Thursday, June 08, 2006

As the List Grows

Ok, so we don’t know. With each day that passes since the 17 suspects were arrested over the weekend, it seems that potential targets for terrorist attacks are being added. First, it was the Parliament building in Ottawa, but then that target was allegedly dropped due to the terrorists’ seeming unfamiliarity with Ottawa. What, the building’s not big enough? And it’s not like the capital city is the size of Tokyo or Mexico City. Unless the suspects were mental midgets (which, according to at least one source, they might have been, in which case the threat probably wasn’t as real as it would seem), figuring out Ottawa shouldn’t have been too daunting a challenge. Anyone’s who’s visited the city for a day or two would know that.

Then it was the CN Tower, followed by the CSIS office in Toronto, the CBC building across the street, the Toronto Stock Exchange, and an unspecified military base. We heard about truck or car bombs (called vehicle-borne improvised explosive devices, or VBIED, in the trade). It then emerged that one of the suspects had enrolled in flight school, indicating, perhaps, that a plan for an attack from the air was in the offing, only to drop sometime later.

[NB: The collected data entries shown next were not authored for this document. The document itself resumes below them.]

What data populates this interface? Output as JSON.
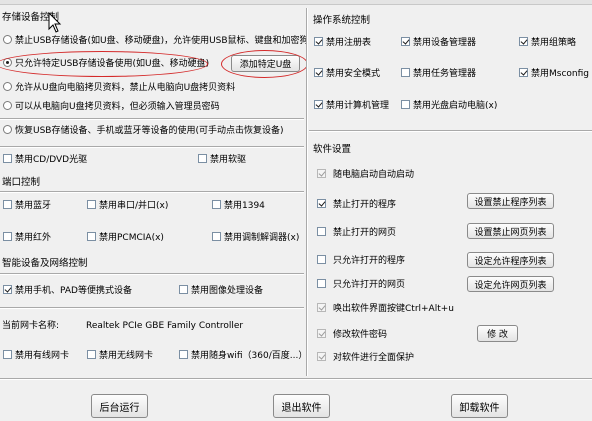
{
  "menu_strip": {
    "visible": true
  },
  "usb": {
    "title": "存储设备控制",
    "options": [
      {
        "label": "禁止USB存储设备(如U盘、移动硬盘)，允许使用USB鼠标、键盘和加密狗",
        "selected": false
      },
      {
        "label": "只允许特定USB存储设备使用(如U盘、移动硬盘)",
        "selected": true
      },
      {
        "label": "允许从U盘向电脑拷贝资料，禁止从电脑向U盘拷贝资料",
        "selected": false
      },
      {
        "label": "可以从电脑向U盘拷贝资料，但必须输入管理员密码",
        "selected": false
      },
      {
        "label": "恢复USB存储设备、手机或蓝牙等设备的使用(可手动点击恢复设备)",
        "selected": false
      }
    ],
    "add_usb_button": "添加特定U盘",
    "checks": [
      {
        "label": "禁用CD/DVD光驱",
        "checked": false
      },
      {
        "label": "禁用软驱",
        "checked": false
      }
    ]
  },
  "ports": {
    "title": "端口控制",
    "checks": [
      {
        "label": "禁用蓝牙",
        "checked": false
      },
      {
        "label": "禁用串口/并口(x)",
        "checked": false
      },
      {
        "label": "禁用1394",
        "checked": false
      },
      {
        "label": "禁用红外",
        "checked": false
      },
      {
        "label": "禁用PCMCIA(x)",
        "checked": false
      },
      {
        "label": "禁用调制解调器(x)",
        "checked": false
      }
    ]
  },
  "smart": {
    "title": "智能设备及网络控制",
    "checks": [
      {
        "label": "禁用手机、PAD等便携式设备",
        "checked": true
      },
      {
        "label": "禁用图像处理设备",
        "checked": false
      }
    ],
    "nic_label": "当前网卡名称:",
    "nic_name": "Realtek PCIe GBE Family Controller",
    "net_checks": [
      {
        "label": "禁用有线网卡",
        "checked": false
      },
      {
        "label": "禁用无线网卡",
        "checked": false
      },
      {
        "label": "禁用随身wifi（360/百度...）",
        "checked": false
      }
    ]
  },
  "os": {
    "title": "操作系统控制",
    "checks": [
      {
        "label": "禁用注册表",
        "checked": true
      },
      {
        "label": "禁用设备管理器",
        "checked": true
      },
      {
        "label": "禁用组策略",
        "checked": true
      },
      {
        "label": "禁用安全模式",
        "checked": true
      },
      {
        "label": "禁用任务管理器",
        "checked": false
      },
      {
        "label": "禁用Msconfig",
        "checked": true
      },
      {
        "label": "禁用计算机管理",
        "checked": true
      },
      {
        "label": "禁用光盘启动电脑(x)",
        "checked": false
      }
    ]
  },
  "software": {
    "title": "软件设置",
    "items": [
      {
        "label": "随电脑启动自动启动",
        "checked": true,
        "disabled": true
      },
      {
        "label": "禁止打开的程序",
        "checked": true,
        "disabled": false,
        "button": "设置禁止程序列表"
      },
      {
        "label": "禁止打开的网页",
        "checked": false,
        "disabled": false,
        "button": "设置禁止网页列表"
      },
      {
        "label": "只允许打开的程序",
        "checked": false,
        "disabled": false,
        "button": "设定允许程序列表"
      },
      {
        "label": "只允许打开的网页",
        "checked": false,
        "disabled": false,
        "button": "设定允许网页列表"
      },
      {
        "label": "唤出软件界面按键Ctrl+Alt+u",
        "checked": true,
        "disabled": true
      },
      {
        "label": "修改软件密码",
        "checked": true,
        "disabled": true,
        "button": "修 改"
      },
      {
        "label": "对软件进行全面保护",
        "checked": true,
        "disabled": true
      }
    ]
  },
  "footer": {
    "background_run": "后台运行",
    "exit": "退出软件",
    "uninstall": "卸载软件"
  },
  "colors": {
    "highlight_ellipse": "#d42a2a",
    "window_bg": "#f0f0f0"
  }
}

What will tomorrow bring? Add the Toronto Subway—no, cross that one out; it’s already been used in a previous scare—the University of Toronto, Tim Horton’s or any other landmark, and we’ll have covered all the possibilities. Each new possible target that’s being leaked out to the media has sentimental value for the population that swallows the news with a sigh of relief, as if Armageddon itself had been averted. As the authorities provide potentialities one at a time, we all react in different ways, depending on our relationship with those locations. For me, the CBC building has a special meaning, for my father, a CBC employee, was among those who helped build it (the studios inside, to be more precise). I also happen to know a few people who work in it. The second potential target that makes me pause is the building in which the CSIS regional office is located. As a former employee of that organization, I’ve visited it—spend two days in there, in fact—and know quite a few people there. For others, it'll be the CN Tower, the TSX, and so on.

There are two forces at work here, and both have the potential to awaken the imagination and unduly exacerbate fear within the public: first, wittingly or not, the authorities are adding fuel to the fire by enumerating a list of potential targets. Maybe they know but find it to their advantage to keep everybody guessing. After all, who stands to gain from a heightened state of fear, of doom averted? The very cash-hungry agencies who are charged with protecting the security of Canadians. Or maybe they don’t know and are firing all over the place with the hope that they might hit a bird eventually. Regardless, this brings us to the second force at play: the media. They’ll feed on, interpret, exacerbate and diffuse all the precious little information they’re getting from the authorities—and absent such information, they’ll turn to so-called security “experts” (who also recognize a lucrative opportunity when they see one) and seize upon every rumor that’s bound to emerge. This is currently big news in Toronto—in Canada, even—and the occasion is sure not to be missed. We're making the news; we're being noticed. CNN is in Toronto; we're on Reuters, the BBC, and perhaps even Al-Jazeera!

As I’ve already mentioned, calm and a cool temper are in order, both on the part of the media and the public. We cannot allow fear, a fear based on uncorroborated and perhaps self-serving information, to spread like brush fire. Let us avoid making this non-event, averted or altogether imagined, become something more than it should.